Barnet Borough Council recently withdrew Planning consent for the erection of x6 self-contained flats in replacement of two semi-detached houses.
The project had narrowly been granted permission on the condition that the flats were built exactly as they were shown in all of the drawings submitted for Planning Permission – an obvious, but important detail.
It then came to light that a mistake had been made on one of the drawings: although the height of the proposed was correct, the neighbouring flats were shown as as taller; when in reality, the ridge of the proposed flats would sit higher than next door.
This mistake was admitted by the developer themselves – but it shot them in the foot.
Since the proposed flatscould not be built exactly as they were shown in the drawings submitted for Planning Permission, as prescribed by the condition, the council revoked their decision and refused appeal.
This does might seem a harsh reaction to an honest mistake.
- The developer was transparent in declaring their mistake
- And legally speaking, it had always been the case that the proposed flatscould not be built exactly as they were shown in all of the drawings, as the drawings contradicted each other; thus, it was always impossible to comply with this condition all along.
The developer challenged the decision at High Court and argued that the planning conditions did not dictate the relationship of the proposed to the existing; but the High Court judged that without a note to suggest otherwise, the drawing was misleading enough for planning consent to be revoked.
One might read this as a warning that we, as architects, need to make sure that what we show on our drawings is accurate and consistent, but it might also be taken to mean that presenting applications with minimal detail might be more of a reliable way of securing Planning Permission.
Contentious decisions walk a thin line through the UK Planning system, and an approval that boils down to technicality merely encourages applicants to provide information that is as vague and minimal as possible. This both makes the Planners’ life more difficult, and encourages poor quality design and design presentation, which surely can’t be a good thing?

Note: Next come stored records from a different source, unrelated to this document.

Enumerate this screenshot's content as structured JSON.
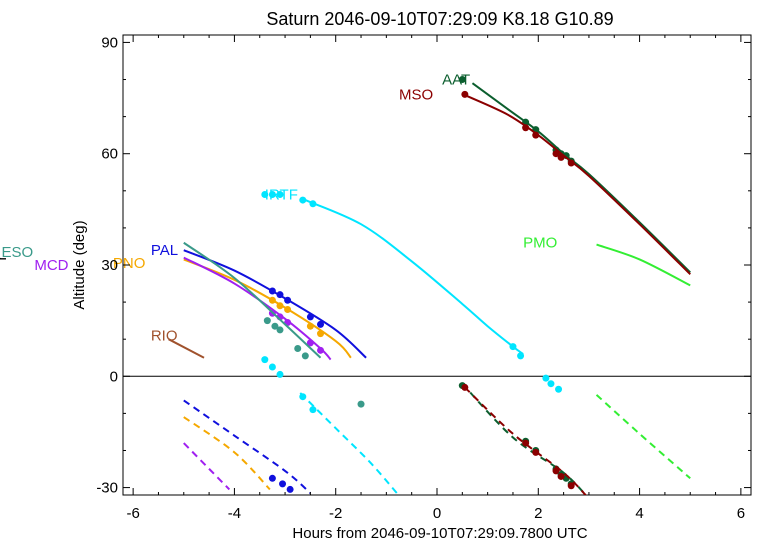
{
  "chart_data": {
    "type": "line",
    "title": "Saturn 2046-09-10T07:29:09  K8.18  G10.89",
    "xlabel": "Hours from 2046-09-10T07:29:09.7800 UTC",
    "ylabel": "Altitude (deg)",
    "xlim": [
      -6.2,
      6.2
    ],
    "ylim": [
      -32,
      92
    ],
    "x_ticks": [
      -6,
      -4,
      -2,
      0,
      2,
      4,
      6
    ],
    "x_tick_labels": [
      "-6",
      "-4",
      "-2",
      "0",
      "2",
      "4",
      "6"
    ],
    "y_ticks": [
      -30,
      0,
      30,
      60,
      90
    ],
    "y_tick_labels": [
      "-30",
      "0",
      "30",
      "60",
      "90"
    ],
    "grid": false,
    "zero_line": 0,
    "series": [
      {
        "name": "AAT",
        "color": "#0b5e2e",
        "label_at": [
          0.1,
          80
        ],
        "solid": [
          [
            0.7,
            79
          ],
          [
            1.4,
            72
          ],
          [
            2.0,
            66
          ],
          [
            2.5,
            60
          ],
          [
            3.0,
            54.5
          ],
          [
            4.0,
            41.5
          ],
          [
            5.0,
            28
          ]
        ],
        "dashed": [
          [
            0.5,
            -2
          ],
          [
            1.5,
            -16.5
          ],
          [
            2.5,
            -26
          ],
          [
            3.0,
            -33
          ]
        ],
        "points": [
          [
            0.5,
            80
          ],
          [
            1.75,
            68.5
          ],
          [
            1.95,
            66.5
          ],
          [
            2.35,
            61
          ],
          [
            2.45,
            60
          ],
          [
            2.55,
            59.5
          ],
          [
            2.65,
            58
          ],
          [
            0.5,
            -2.5
          ],
          [
            1.75,
            -17.5
          ],
          [
            1.95,
            -20
          ],
          [
            2.35,
            -25
          ],
          [
            2.45,
            -26.5
          ],
          [
            2.55,
            -27.5
          ],
          [
            2.65,
            -29
          ]
        ]
      },
      {
        "name": "MSO",
        "color": "#8b0000",
        "label_at": [
          -0.75,
          76
        ],
        "solid": [
          [
            0.6,
            75.5
          ],
          [
            1.4,
            70.5
          ],
          [
            2.0,
            65
          ],
          [
            2.5,
            59.5
          ],
          [
            3.0,
            54
          ],
          [
            4.0,
            41
          ],
          [
            5.0,
            27.5
          ]
        ],
        "dashed": [
          [
            0.55,
            -3
          ],
          [
            1.5,
            -15.5
          ],
          [
            2.5,
            -26
          ],
          [
            3.0,
            -33
          ]
        ],
        "points": [
          [
            0.55,
            76
          ],
          [
            1.75,
            67
          ],
          [
            1.95,
            65
          ],
          [
            2.35,
            60
          ],
          [
            2.45,
            59
          ],
          [
            2.65,
            57.5
          ],
          [
            0.55,
            -3
          ],
          [
            1.75,
            -18
          ],
          [
            1.95,
            -20.5
          ],
          [
            2.35,
            -25.5
          ],
          [
            2.45,
            -27
          ],
          [
            2.65,
            -29.5
          ]
        ]
      },
      {
        "name": "IRTF",
        "color": "#00e5ff",
        "label_at": [
          -3.4,
          49
        ],
        "solid": [
          [
            -2.6,
            47.5
          ],
          [
            -1.5,
            41
          ],
          [
            -0.5,
            31
          ],
          [
            0.5,
            19.5
          ],
          [
            1.0,
            13.5
          ],
          [
            1.5,
            8
          ],
          [
            1.7,
            6
          ]
        ],
        "dashed": [
          [
            -2.7,
            -4.5
          ],
          [
            -2.0,
            -14
          ],
          [
            -1.3,
            -23.5
          ],
          [
            -0.7,
            -33
          ]
        ],
        "points": [
          [
            -3.4,
            49
          ],
          [
            -3.25,
            49
          ],
          [
            -3.1,
            49
          ],
          [
            -2.65,
            47.5
          ],
          [
            -2.45,
            46.5
          ],
          [
            1.5,
            8
          ],
          [
            1.65,
            5.5
          ],
          [
            -3.4,
            4.5
          ],
          [
            -3.25,
            2.5
          ],
          [
            -3.1,
            0.5
          ],
          [
            2.15,
            -0.5
          ],
          [
            2.25,
            -2
          ],
          [
            2.4,
            -3.5
          ],
          [
            -2.65,
            -5.5
          ],
          [
            -2.45,
            -9
          ]
        ]
      },
      {
        "name": "PMO",
        "color": "#33ee33",
        "label_at": [
          1.7,
          36
        ],
        "solid": [
          [
            3.15,
            35.5
          ],
          [
            4.0,
            31.5
          ],
          [
            5.0,
            24.5
          ]
        ],
        "dashed": [
          [
            3.15,
            -5
          ],
          [
            4.0,
            -15.5
          ],
          [
            5.0,
            -27.5
          ]
        ],
        "points": []
      },
      {
        "name": "PAL",
        "color": "#1010dd",
        "label_at": [
          -5.65,
          34
        ],
        "solid": [
          [
            -5.0,
            34
          ],
          [
            -4.0,
            28.5
          ],
          [
            -3.0,
            21
          ],
          [
            -2.0,
            12.5
          ],
          [
            -1.4,
            5
          ]
        ],
        "dashed": [
          [
            -5.0,
            -6.5
          ],
          [
            -4.0,
            -16
          ],
          [
            -3.0,
            -25.5
          ],
          [
            -2.5,
            -31.5
          ]
        ],
        "points": [
          [
            -3.25,
            23
          ],
          [
            -3.1,
            22
          ],
          [
            -2.95,
            20.5
          ],
          [
            -2.5,
            16
          ],
          [
            -2.3,
            14
          ],
          [
            -3.25,
            -27.5
          ],
          [
            -3.05,
            -29
          ],
          [
            -2.9,
            -30.5
          ]
        ]
      },
      {
        "name": "PNO",
        "color": "#f5a800",
        "label_at": [
          -6.4,
          30.5
        ],
        "solid": [
          [
            -5.0,
            31.5
          ],
          [
            -4.0,
            26
          ],
          [
            -3.0,
            18.5
          ],
          [
            -2.0,
            9.5
          ],
          [
            -1.7,
            5
          ]
        ],
        "dashed": [
          [
            -5.0,
            -11
          ],
          [
            -4.0,
            -20.5
          ],
          [
            -3.3,
            -30.5
          ]
        ],
        "points": [
          [
            -3.25,
            20.5
          ],
          [
            -3.1,
            19
          ],
          [
            -2.95,
            18
          ],
          [
            -2.5,
            13.5
          ],
          [
            -2.3,
            11.5
          ],
          [
            -3.25,
            -33
          ]
        ]
      },
      {
        "name": "MCD",
        "color": "#a020f0",
        "label_at": [
          -7.95,
          30
        ],
        "solid": [
          [
            -5.0,
            32
          ],
          [
            -4.0,
            25
          ],
          [
            -3.0,
            15.5
          ],
          [
            -2.3,
            7.5
          ],
          [
            -2.1,
            4.5
          ]
        ],
        "dashed": [
          [
            -5.0,
            -18
          ],
          [
            -4.1,
            -30.5
          ]
        ],
        "points": [
          [
            -3.25,
            17
          ],
          [
            -3.1,
            16
          ],
          [
            -2.95,
            14.5
          ],
          [
            -2.5,
            9
          ],
          [
            -2.3,
            7
          ]
        ]
      },
      {
        "name": "ESO",
        "color": "#3a9a8a",
        "label_at": [
          -8.6,
          33.5
        ],
        "solid": [
          [
            -5.0,
            36
          ],
          [
            -4.0,
            26.5
          ],
          [
            -3.0,
            14
          ],
          [
            -2.3,
            5
          ]
        ],
        "dashed": [],
        "points": [
          [
            -3.35,
            15
          ],
          [
            -3.2,
            13.5
          ],
          [
            -3.1,
            12.5
          ],
          [
            -2.75,
            7.5
          ],
          [
            -2.6,
            5.5
          ],
          [
            -1.5,
            -7.5
          ]
        ]
      },
      {
        "name": "RIO",
        "color": "#a0522d",
        "label_at": [
          -5.65,
          11
        ],
        "solid": [
          [
            -5.3,
            10
          ],
          [
            -4.6,
            5
          ]
        ],
        "dashed": [],
        "points": []
      }
    ]
  }
}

It’s a difficult one – it can’t be denied that the judgement was actually correct, in that you can’t take away the ability of the Planning Authority to withdraw an approval if they find that the submitted information was incorrect in a material way; but the unintended consequence of such judgements is to encourage less clear and comprehensive Planning documentation, which will make the Planners’ lives more difficult and inevitably lead to an increase in the number of ‘bad’ planning decisions.